Pinanglah aku di taman surgaNya
07.53.00
Bunyi ponsel itu seolah memanggil nyawaku beranjak dari dunia mimpi yang begitu ku resapi. Dari mimpi yang selalu ku harapkan jadi kenyataan, walaupun rasanya 10 persen dari seribu persen kemungkinan akan terjadi.
“hallo, assalamu’alaikum dengan kediaman keluarga samanta, ada yang bisa dibantu?”
“ya wa’alaikumussalam, saya dafa yang kemarin mengajar di rumah, maaf kemarin handphone saya ketinggalan , bisakah nanti mba rifa membawakannya saat kuliah ?”
“oke”.
Hanya tiga huruf aku menyahut permintaan dafa, setelah itu layaknya umat muslim yang lain kami saling melempar salam. Kadang aku keheranan dengan sosok dafa teman kuliahku sekaligus seorang pengajar agama islam di keluargaku atau istilah yang lebih sering di kenal ia adalah seorang ustadz, dia sosok yang begitu sederhana bahkan bagitu kederhanaanya itu lebih condong pada kekurangan. Bagaimanapun aku iba padanya tapi di lain sisi dia pantas ku cemburui karna segala kelebihan yang dia punya. Dikampus ia sangat disukai dosen, teman kelas bahkan mahasiswa lain fakultas. Pantas saja dia diperlakukan seperti itu, dia bisa melanjutkan pendidikannya karna murni usahanya sendiri.
Hampir satu tahun ibuku pindah ke indonesia untuk mengikuti ayah.

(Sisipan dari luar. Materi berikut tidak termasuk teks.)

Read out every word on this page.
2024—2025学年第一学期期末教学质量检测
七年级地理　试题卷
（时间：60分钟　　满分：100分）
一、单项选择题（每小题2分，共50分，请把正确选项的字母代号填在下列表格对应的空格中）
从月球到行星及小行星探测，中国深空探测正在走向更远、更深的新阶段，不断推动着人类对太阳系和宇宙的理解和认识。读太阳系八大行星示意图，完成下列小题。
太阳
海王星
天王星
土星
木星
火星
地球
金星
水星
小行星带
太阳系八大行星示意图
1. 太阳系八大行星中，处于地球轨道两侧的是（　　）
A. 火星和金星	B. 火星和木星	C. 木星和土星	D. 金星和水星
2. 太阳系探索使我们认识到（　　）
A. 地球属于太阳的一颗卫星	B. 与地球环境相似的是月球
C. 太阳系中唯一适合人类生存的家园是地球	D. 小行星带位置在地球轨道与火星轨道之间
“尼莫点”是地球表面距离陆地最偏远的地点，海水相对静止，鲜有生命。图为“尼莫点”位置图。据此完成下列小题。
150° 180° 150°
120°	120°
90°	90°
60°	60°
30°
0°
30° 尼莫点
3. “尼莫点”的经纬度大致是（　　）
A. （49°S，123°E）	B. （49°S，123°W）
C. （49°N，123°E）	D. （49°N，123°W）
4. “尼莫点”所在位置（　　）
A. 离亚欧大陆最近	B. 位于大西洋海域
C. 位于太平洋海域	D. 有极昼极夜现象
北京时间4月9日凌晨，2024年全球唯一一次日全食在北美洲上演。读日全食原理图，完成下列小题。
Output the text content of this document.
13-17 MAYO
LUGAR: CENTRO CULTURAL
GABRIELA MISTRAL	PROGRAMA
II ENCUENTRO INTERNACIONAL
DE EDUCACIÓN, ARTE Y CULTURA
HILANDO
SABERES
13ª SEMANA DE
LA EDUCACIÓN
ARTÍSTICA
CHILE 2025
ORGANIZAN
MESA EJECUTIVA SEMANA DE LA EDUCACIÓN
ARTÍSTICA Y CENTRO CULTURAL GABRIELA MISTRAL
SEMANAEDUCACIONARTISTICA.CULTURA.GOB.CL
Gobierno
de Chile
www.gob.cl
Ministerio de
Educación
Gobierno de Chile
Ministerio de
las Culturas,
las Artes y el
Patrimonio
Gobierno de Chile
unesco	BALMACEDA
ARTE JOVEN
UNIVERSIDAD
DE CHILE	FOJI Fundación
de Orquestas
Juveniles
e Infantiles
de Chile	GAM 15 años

Dan kabar gembiranya ibu memutuskan untuk menjadi seorang muallaf dan meninggalkan segala kehidupan di USA. Begitupun diriku, rasanya aku tak menemukan hal yang bisa masuk dalam logika serta perasaanku di agama lamaku. Walaupun baru satahun aku resmi menjadi warga negara indonesia, tapi akuu sudah cukup paham dengan bahasa dan budaya negri ini. Bagaimana tidak dalam percakapan sehari hari ayahku selalu mentranslit ucapannya ke dalam bahasa indonesia apalagi ku mengambil jurusan sastra indonesia di salah satu perguruan tinggi ternama di ibu kota. Kata ayah bagaimanapun juga aku ini tetap berdarah indonesia dimanapun dan siapapun ibuku. Tentu saja ibuku tak mempermasalahkan itu, di amerika demokrasi bukan hal baru.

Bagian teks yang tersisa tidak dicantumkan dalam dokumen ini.